Sin embargo hace apenas unos años eran muchos los que parecían creer que la economía no, que concretamente la bolsa -pulso del capitalismo- crecería sin encontrar su limite, creían, entusiasmados por lo bien que les iba, que la eternidad, en un arrebato de excepción, había abrazado la espumosa densidad de un crecimiento económico llevándoselo al infinito consigo. Al lugar donde su final faltaba.

Hipnotizados por las gráficas que mostraban un crecimiento abominable - o borrachos de beberse las ganancias-, no vieron los empresarios, ni los gobiernos, ni los dueños de los bancos, la punta a su sonrisa y aún sonríen aunque estupefactos o con el gesto ya soldado.

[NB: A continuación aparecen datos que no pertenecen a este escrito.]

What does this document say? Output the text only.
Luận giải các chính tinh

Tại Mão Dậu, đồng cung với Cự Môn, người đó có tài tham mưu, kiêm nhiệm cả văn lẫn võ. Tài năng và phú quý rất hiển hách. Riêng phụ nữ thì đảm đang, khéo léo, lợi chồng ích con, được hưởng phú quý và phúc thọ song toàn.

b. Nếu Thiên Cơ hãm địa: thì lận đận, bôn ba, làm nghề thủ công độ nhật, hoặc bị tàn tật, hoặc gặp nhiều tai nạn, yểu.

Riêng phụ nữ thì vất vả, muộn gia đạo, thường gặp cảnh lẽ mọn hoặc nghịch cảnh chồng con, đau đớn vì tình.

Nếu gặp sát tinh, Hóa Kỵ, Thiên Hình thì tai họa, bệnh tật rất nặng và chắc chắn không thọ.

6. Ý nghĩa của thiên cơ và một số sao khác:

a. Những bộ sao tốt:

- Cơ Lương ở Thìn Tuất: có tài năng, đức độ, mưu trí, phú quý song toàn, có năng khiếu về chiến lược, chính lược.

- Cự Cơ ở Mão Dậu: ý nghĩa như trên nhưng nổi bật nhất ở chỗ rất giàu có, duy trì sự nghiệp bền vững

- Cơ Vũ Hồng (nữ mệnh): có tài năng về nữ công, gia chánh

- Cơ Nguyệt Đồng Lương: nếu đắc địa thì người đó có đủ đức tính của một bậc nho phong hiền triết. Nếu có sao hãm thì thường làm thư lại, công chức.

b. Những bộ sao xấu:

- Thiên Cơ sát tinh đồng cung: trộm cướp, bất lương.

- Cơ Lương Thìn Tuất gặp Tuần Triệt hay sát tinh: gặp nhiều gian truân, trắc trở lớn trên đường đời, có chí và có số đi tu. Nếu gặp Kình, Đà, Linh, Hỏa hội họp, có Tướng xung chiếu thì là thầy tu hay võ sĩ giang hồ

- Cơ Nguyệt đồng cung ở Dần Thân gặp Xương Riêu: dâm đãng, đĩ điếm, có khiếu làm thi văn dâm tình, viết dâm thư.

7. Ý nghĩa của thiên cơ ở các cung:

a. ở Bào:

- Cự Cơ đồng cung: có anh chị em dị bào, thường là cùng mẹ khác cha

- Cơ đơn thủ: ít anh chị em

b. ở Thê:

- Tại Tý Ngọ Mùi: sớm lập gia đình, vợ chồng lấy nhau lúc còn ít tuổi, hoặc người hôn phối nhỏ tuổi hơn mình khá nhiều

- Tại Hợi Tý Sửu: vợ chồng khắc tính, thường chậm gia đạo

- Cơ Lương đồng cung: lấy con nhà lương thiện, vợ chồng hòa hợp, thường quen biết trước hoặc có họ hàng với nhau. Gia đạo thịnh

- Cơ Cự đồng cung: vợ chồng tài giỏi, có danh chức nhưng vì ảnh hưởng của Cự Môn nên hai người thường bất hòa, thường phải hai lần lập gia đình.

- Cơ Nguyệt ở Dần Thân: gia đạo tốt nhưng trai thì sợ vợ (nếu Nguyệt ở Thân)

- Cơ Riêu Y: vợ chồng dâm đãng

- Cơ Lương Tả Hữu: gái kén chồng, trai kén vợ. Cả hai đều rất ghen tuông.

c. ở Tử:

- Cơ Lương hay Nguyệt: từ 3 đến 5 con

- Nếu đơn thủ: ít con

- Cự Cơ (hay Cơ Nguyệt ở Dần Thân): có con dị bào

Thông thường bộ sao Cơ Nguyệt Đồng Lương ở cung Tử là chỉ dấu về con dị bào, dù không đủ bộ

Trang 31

Ninguno de los que exprimió hasta su limite los beneficios del sistema capitalista, ningún magnífico empresario, ni un relevante político ni solvente banquero, supo advertir qué se le venía encima, ocupados como estaban saboreando las delicias de una altura ganada cavando más abajo el suelo, no advirtieron que andaban diseñando el agujero que más tarde les engulliría. Y ahora se pasan el día llorando del susto, encaramándose todos y ridículamente a las alturas fugaces de un derrumbe colectivo. O eso dicen.

Y es que el capitalismo -estructura piramidal de una avaricia incontenible en su punta- se viene abajo con ellos y por eso ahora jimplan y piden colaboración, que arrimemos el hombro, que nos hagamos cargo de los acontecimientos, en fin, que todos somos uno y el mismo y que si les va mal a los de arriba peor les irá a los de abajo que han de soportar su peso. Al final todo ese gimoteo ha sido trasegado lágrima a lágrima a cada uno de los puntos de una reforma laboral que unos protestan frotándose las manos y otros llevándoselas a la boca, disimulando su bostezo.

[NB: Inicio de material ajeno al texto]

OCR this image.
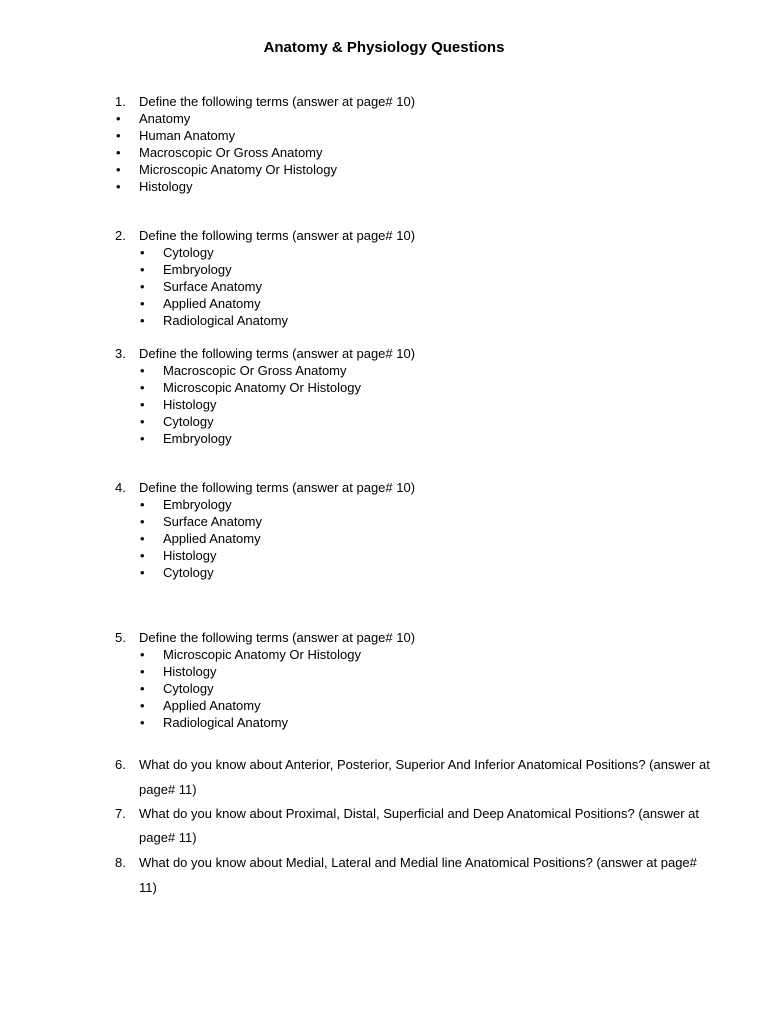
Anatomy & Physiology Questions
1. Define the following terms (answer at page# 10)
• Anatomy
• Human Anatomy
• Macroscopic Or Gross Anatomy
• Microscopic Anatomy Or Histology
• Histology
2. Define the following terms (answer at page# 10)
• Cytology
• Embryology
• Surface Anatomy
• Applied Anatomy
• Radiological Anatomy
3. Define the following terms (answer at page# 10)
• Macroscopic Or Gross Anatomy
• Microscopic Anatomy Or Histology
• Histology
• Cytology
• Embryology
4. Define the following terms (answer at page# 10)
• Embryology
• Surface Anatomy
• Applied Anatomy
• Histology
• Cytology
5. Define the following terms (answer at page# 10)
• Microscopic Anatomy Or Histology
• Histology
• Cytology
• Applied Anatomy
• Radiological Anatomy
6. What do you know about Anterior, Posterior, Superior And Inferior Anatomical Positions? (answer at
page# 11)
7. What do you know about Proximal, Distal, Superficial and Deep Anatomical Positions? (answer at
page# 11)
8. What do you know about Medial, Lateral and Medial line Anatomical Positions? (answer at page#
11)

Y es normal que, como viene ocurriendo, finalmente se atienda al llanto de auxilio (aunque provenga de socorristas sordos), se entiende que haya una predisposición a perder poder adquisitivo o derechos laborales, pues la atmósfera se ha cargado de un miedo tóxico a perderlo todo. Y si la disyuntiva se presenta como menos o nada, lo lógico es que todo tienda a menos, aunque eso sea una nada retrasada o adquirida a plazos.

En cualquier caso toda decisión tomada para enfrentar la crisis (cualquier reforma) debería tener dos propiedades irrenunciables: ser reversible y simétrica.